Let’s Do Some Engineering Pt. 2: Software Metrics
Analyzing Metrics
Of course by doing all these calculations, with tools or not, all we get is a bunch of numbers. Just like LoC, they’re meaningless in a vacuum. Figuring out what these numbers mean is the important part of metrics.

Figure 1. Keeping track of different metrics over many iterations of a project
As mentioned before, some metrics are absolute values. Metrics like cyclomatic complexity should always be below a certain value regardless of the "average" complexity of your codebase (though the actual recommendation depends on who you ask). However, most metrics, specifically those with ratios, are meant to be analyzed statistically on a relative scale in comparison to the entire codebase. Generating a boxplot is generally a good way to identify the outliers. These outliers are generally the modules/methods we want to look at because they exceed the "threshold" of normalcy in the project.

Figure 2. The box plot of LoC for methods in an application. Only outliers are shown.

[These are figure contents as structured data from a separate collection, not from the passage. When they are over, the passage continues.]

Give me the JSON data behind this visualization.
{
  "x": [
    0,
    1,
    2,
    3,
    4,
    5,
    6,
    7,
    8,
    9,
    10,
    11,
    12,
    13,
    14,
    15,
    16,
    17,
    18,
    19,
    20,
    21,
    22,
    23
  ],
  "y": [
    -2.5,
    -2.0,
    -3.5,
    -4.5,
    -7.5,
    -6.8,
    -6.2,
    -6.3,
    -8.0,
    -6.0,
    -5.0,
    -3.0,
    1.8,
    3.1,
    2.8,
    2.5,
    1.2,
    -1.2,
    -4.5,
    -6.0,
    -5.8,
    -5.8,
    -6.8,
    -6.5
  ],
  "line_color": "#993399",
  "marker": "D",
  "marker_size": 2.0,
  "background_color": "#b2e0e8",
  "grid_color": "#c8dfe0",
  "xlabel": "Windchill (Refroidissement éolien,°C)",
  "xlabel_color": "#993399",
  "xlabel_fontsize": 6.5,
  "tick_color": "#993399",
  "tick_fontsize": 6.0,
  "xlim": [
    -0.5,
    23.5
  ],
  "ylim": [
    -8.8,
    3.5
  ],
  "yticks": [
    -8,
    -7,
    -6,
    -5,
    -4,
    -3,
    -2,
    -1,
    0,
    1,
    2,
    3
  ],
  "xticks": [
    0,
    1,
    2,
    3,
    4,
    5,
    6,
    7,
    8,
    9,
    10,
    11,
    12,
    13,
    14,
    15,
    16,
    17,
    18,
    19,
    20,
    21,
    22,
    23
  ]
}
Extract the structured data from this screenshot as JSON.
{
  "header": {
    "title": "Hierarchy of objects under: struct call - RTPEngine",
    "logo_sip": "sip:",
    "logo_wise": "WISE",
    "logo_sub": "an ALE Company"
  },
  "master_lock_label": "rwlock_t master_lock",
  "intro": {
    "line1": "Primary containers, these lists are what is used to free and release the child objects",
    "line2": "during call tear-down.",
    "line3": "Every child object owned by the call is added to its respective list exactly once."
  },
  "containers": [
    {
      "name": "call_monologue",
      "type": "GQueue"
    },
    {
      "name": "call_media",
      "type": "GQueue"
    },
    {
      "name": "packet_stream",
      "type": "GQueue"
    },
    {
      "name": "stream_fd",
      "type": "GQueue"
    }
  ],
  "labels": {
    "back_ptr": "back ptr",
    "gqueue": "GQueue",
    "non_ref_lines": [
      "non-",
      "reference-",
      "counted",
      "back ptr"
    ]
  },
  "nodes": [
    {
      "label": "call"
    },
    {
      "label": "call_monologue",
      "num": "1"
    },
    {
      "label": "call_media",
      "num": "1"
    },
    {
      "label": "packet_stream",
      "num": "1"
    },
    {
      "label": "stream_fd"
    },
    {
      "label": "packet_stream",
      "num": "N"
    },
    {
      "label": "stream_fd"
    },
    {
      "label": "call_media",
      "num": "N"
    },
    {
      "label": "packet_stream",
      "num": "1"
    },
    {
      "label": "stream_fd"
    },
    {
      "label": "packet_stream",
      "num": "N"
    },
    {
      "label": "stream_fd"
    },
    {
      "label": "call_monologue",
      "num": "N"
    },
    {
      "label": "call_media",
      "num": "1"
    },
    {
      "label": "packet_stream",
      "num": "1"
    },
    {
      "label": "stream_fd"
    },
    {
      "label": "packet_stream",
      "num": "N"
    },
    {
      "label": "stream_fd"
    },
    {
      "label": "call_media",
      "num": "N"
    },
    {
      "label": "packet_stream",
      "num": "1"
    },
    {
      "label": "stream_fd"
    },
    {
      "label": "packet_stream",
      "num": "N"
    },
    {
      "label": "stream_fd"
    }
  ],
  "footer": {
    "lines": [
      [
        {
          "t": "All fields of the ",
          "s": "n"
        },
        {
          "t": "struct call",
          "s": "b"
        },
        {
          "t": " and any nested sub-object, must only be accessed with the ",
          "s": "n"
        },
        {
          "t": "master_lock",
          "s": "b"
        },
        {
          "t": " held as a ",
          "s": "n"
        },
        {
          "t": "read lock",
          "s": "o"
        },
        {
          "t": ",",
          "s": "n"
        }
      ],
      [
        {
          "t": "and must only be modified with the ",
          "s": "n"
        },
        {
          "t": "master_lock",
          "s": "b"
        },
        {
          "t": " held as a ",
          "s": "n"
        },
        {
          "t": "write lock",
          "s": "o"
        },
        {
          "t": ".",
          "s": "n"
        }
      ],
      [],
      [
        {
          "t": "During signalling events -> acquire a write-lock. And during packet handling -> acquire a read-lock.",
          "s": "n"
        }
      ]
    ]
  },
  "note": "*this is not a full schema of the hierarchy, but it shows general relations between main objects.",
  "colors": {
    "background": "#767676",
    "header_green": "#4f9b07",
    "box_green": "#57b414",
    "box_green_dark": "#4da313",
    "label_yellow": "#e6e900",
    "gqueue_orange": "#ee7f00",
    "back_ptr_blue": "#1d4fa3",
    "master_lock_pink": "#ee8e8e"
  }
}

Keeping track of these metrics allows us to analyze our project’s history, giving us even more statistical data to work with. We can analyze, for instance, which methods/modules change often, and we can perform meta-calculations on our data to find out the outliers in those categories. This lets us decide if, perhaps something needs to be done about those methods/modules to make them more stable. Keeping track of these metrics also lets us figure out how our team works, how effective they are and such, which lets us estimate effort for future projects of similar scope (again a future article subject).